活動を続ける中で新撰組は、慶應三年の六月に幕臣として取り立てられることとなった。そして、翌年始まった戊辰戦争に旧幕府軍として戦い続けたが、鳥羽・伏見の戦いで敗北後は新撰組が四散、その後の戦いでも敗北が続き、近藤が処刑された。その後土方は旧幕府軍として蝦夷に移って最後まで戦い続けたが箱館戦争で戦死してしまい、新撰組は新政府軍に降伏する形で終わりを迎えた。
土方歳三の人生観
彼の人生や行動を振り返ると「武士として礼節を重んじて生きる」という考え方を持っていたように感じる。また「武士らしく生き、武士らしく死にたい。世の中の移り変わりとは縁がないようだ」という言葉を残しているとも言われており、彼の武士に対する考え方や向き合い方を知ることができる。土方は士道不覚悟として、何人もの隊士を処分していたことによって「鬼」であると言われている反面、心の弱さを記す話も存在している。お雪という土方と親密にしていた女性に宛てた別れ際の手紙に「会えば辛くなるから、会わないで行く」という内容の手紙を書いているのだ。これにはお雪も「これほど心が弱い人がいるのか」とのちに綴られている。土方にはこのような「武士として人に弱さを徹底的に見せてはならない、弱さを無くさなければならない」という考えもあったように思う。

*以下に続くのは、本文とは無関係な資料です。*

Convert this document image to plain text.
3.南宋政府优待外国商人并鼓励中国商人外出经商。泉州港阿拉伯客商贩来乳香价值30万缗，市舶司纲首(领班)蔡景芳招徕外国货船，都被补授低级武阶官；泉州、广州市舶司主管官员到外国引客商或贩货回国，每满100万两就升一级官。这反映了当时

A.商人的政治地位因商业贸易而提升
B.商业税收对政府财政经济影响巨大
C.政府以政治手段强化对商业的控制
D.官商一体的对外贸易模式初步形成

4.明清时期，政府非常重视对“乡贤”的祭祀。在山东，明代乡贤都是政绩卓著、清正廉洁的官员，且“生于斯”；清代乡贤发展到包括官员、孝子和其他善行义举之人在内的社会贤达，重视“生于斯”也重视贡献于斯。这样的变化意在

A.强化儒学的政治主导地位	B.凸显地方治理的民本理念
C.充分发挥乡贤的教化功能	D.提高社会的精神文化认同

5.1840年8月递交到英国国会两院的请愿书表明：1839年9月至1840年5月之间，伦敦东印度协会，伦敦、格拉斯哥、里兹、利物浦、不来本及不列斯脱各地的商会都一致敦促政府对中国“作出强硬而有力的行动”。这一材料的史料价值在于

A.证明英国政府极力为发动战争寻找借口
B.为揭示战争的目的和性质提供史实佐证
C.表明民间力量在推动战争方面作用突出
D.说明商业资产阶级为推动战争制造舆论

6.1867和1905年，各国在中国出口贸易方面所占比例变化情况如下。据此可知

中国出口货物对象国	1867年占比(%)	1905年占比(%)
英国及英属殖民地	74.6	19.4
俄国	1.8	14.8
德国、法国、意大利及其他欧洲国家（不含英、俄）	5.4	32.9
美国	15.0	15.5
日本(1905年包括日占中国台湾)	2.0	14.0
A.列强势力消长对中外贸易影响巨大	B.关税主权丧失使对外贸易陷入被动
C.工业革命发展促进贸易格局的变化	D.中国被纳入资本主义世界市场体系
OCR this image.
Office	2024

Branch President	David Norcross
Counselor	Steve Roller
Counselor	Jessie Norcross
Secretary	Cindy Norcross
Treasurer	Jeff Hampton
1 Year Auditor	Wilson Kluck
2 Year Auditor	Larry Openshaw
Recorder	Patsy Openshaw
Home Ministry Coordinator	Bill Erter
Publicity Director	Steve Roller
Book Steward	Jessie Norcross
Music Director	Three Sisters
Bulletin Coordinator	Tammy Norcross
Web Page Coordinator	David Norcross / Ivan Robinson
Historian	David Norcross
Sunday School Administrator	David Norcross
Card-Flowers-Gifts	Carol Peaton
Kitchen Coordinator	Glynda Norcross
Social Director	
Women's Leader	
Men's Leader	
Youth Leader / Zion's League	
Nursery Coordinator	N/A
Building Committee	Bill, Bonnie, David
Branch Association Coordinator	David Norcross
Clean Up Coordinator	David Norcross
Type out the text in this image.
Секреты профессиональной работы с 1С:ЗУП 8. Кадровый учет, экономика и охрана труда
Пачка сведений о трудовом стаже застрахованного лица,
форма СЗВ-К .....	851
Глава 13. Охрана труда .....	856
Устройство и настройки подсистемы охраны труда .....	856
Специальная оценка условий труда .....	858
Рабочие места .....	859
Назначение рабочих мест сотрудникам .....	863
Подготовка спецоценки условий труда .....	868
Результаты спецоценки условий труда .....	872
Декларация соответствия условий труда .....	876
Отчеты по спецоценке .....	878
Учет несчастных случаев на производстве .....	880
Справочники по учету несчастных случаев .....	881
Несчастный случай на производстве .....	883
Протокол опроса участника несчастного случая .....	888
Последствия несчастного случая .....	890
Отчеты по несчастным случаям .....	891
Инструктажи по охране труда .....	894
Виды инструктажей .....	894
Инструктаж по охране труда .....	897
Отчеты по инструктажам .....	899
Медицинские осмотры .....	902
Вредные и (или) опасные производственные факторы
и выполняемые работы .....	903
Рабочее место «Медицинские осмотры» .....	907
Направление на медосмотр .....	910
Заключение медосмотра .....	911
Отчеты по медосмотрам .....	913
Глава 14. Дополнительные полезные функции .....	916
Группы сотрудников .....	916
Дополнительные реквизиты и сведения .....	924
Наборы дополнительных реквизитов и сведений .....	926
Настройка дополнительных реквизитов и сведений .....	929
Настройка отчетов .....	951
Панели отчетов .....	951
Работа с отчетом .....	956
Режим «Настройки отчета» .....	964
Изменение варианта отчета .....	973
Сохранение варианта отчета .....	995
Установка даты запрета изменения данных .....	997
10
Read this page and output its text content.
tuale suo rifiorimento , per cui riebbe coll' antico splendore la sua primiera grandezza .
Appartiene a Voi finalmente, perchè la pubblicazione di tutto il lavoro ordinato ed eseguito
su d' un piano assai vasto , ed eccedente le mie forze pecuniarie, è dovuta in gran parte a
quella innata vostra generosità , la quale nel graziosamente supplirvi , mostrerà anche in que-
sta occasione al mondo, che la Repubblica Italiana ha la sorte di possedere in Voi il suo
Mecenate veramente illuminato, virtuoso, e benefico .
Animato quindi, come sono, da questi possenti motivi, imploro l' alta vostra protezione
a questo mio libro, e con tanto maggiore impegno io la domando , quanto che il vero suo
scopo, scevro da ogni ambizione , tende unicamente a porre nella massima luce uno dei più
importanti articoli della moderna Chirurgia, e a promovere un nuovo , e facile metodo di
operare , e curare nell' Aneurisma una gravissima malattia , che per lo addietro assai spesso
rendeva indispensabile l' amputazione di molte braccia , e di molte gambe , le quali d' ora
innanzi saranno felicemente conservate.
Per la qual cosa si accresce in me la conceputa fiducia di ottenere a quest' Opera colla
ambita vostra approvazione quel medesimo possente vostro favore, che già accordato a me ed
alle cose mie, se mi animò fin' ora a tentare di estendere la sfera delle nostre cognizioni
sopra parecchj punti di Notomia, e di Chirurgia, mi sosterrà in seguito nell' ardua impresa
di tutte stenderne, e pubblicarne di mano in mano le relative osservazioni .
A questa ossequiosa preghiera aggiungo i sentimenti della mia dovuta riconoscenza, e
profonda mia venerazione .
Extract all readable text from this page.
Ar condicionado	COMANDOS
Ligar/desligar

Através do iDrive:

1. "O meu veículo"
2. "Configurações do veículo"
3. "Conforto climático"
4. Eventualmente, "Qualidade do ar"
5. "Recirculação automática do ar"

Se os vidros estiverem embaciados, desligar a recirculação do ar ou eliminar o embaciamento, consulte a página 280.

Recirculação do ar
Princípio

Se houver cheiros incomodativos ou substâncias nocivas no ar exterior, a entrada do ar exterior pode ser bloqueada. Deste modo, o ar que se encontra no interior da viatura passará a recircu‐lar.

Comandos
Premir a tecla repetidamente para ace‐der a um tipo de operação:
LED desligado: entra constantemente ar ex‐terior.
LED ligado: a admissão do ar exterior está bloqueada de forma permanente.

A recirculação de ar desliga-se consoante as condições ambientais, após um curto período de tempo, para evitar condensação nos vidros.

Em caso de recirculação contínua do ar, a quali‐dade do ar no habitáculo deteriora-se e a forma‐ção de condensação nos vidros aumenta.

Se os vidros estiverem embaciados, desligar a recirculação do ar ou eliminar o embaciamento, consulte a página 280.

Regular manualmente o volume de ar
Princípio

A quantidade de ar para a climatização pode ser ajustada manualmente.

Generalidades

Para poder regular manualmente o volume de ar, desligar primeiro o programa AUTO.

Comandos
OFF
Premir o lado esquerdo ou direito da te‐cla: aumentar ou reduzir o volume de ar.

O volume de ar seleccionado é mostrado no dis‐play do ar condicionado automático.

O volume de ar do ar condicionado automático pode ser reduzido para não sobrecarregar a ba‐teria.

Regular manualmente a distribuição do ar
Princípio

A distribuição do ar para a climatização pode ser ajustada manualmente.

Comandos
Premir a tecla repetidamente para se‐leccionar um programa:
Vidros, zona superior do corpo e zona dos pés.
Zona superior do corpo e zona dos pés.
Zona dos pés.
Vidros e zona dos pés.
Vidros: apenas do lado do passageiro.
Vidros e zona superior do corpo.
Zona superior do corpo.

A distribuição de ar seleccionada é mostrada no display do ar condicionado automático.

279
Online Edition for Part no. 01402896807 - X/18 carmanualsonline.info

「人は弱いからこそ、己を律して弱さをなくす必要がある」といった考えや「周囲に流されるのは恥ずかしいことである。一度決めたことは自らの力で成し遂げなければならない」という己自身を縛り付けるような考え方の数々を文献で見るに、彼の人生観というのは「人の生き様は美しくあるべきであり、美しさとは礼節を重んじて、己の信念に従って目的のために進み続ける生き方であるべきだ。」というものなのだと推測をする。
土方自身や部下に与えた影響
土方の人生観だが、この考えが強く影響したであろう出来事が存在している。それは近藤との話し合いでの場面である。近藤が土方に官軍の軍門に下ることを決めた話をした時に、諦めず最後まで争い続けるように必死に説得をしていた。しかし、近藤は「もう疲れた、自由にさせてくれ」と答え、これに対して「凧は風が吹けば高く飛び上がるが、風が止まるとそれまで。俺は自力で飛び上がる鳥になる。」と自らに言い聞かせており、このことからも彼の人生観となっている「生き様へのこだわり」や「進み続ける意思」が伺えるだろう。 他にも、朝敵とされて賊軍となっても戦い続けたこともこの人生観からの行動であったと考えている。
次に部下との関係、与えた影響について考える。土方は副長としての役割を果たすために厳しく振る舞い、部下に「鬼の副長」として恐れられていたが、育成面は熱心な指導者の一面を見せており、自ら手本を見せることで剣術の指導を行なっていたり、戦場では部下を救いに出るなどしていた。そのような姿を積極的に部下に示し続けることで恐怖の他にも憧れや安心感与えており、組織の士気向上にもつながっていた。 やはりこの行動にも彼の人生観である「美しい生き様」が反映されているように感じる。彼の人生観は部下たちに振る舞いでの恐怖と積極的な姿勢を示すことの安心感を感じさせ、「進み続ける」意思が伝わることで、部下の戦闘ににおける勇敢さや死に対する覚悟、士気の維持が可能となるような影響を与えたのだと考える。
まとめ
本研究では,土方歳三の生涯を新撰組の歴史と共に振り返った。この際、土方の行動や考え方に着目して研究を進めることで土方の人生観がどういったものなのかを調べた。
研究の結果、土方の行動や言動の記録から「人の生き様は美しくあるべきであり、美しさとは礼節を重んじて、己の信念に従って目的のために進み続ける生き方であるべきだ。」という人生観を持っていたのではないかと結論づけるに至った。